- Battle of the Serma Forest: Part of Mali War
| Date | January 4–9, 2019 |
| Location | Serma Forest, Boni, Mali14°52′N 2°16′W﻿ / ﻿14.86°N 2.26°W |
| Result | French victory |

Belligerents
- France: Katibat Macina

Casualties and losses
- None: 15 killed 5 captured

= Battle of the Serma Forest (2019) =

2019 battle in Mali

The battle of the Serma Forest took place between January 4 and 9, 2019, led by French troops in Operation Barkhane against Jama'at Nasr al-Islam wal Muslimin.

== Prelude ==
At the beginning of 2019, French forces conducted several small operations in the Serma Forest, near Boni, in the Douentza Cercle.
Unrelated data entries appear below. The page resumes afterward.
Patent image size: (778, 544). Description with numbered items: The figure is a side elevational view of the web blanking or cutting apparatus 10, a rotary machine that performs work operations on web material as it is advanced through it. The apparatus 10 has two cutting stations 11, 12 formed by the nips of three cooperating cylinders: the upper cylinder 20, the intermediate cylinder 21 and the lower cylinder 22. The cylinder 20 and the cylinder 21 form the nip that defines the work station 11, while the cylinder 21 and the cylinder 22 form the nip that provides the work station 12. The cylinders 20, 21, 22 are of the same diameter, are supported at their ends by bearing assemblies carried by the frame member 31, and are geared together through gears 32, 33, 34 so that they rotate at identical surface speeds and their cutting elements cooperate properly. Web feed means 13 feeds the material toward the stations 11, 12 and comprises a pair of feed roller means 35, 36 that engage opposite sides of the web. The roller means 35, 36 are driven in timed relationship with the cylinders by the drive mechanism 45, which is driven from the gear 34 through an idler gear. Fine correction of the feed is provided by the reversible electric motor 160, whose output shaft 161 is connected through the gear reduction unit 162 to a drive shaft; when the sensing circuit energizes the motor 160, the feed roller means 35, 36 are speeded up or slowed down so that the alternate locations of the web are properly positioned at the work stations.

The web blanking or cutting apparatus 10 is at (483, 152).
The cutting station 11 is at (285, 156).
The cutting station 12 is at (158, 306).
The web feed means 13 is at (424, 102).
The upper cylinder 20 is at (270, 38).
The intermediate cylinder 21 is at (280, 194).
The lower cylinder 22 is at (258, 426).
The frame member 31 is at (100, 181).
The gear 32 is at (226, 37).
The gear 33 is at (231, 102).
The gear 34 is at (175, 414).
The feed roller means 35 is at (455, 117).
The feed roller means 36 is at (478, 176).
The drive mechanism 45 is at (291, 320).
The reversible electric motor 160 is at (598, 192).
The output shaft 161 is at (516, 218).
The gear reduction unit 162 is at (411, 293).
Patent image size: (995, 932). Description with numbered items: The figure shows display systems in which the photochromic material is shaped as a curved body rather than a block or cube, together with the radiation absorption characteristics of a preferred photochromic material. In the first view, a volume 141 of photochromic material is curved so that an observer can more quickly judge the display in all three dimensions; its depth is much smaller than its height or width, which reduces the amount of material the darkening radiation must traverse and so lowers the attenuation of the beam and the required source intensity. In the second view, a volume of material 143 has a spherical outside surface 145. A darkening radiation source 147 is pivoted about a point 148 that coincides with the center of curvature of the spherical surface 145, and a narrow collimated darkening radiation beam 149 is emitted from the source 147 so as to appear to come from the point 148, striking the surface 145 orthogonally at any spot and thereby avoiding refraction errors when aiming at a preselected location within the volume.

These operations were carried out by the (GTD) Picarde group in concordance with another French group and the Malian Army (FAMa). The main target was Katibat Macina, the central Malian front of Jama'at Nasr al-Islam wal Muslimin.

== Battle ==
The operation began on the night between January 4 and 5, after French helicopters backed by airstrikes attacked JNIM hideouts in the Serma forest. In one of the airstrikes, several JNIM fighters were killed. Days later, French commandos attacked the forest on the ground, discovering a training area and a logistics base. Several vehicles and caches of ammunition were seized.

The French army later stated that around twenty jihadists were rendered combat-ineffective from the battle. Of those, fifteen were killed in the battle, and five were captured.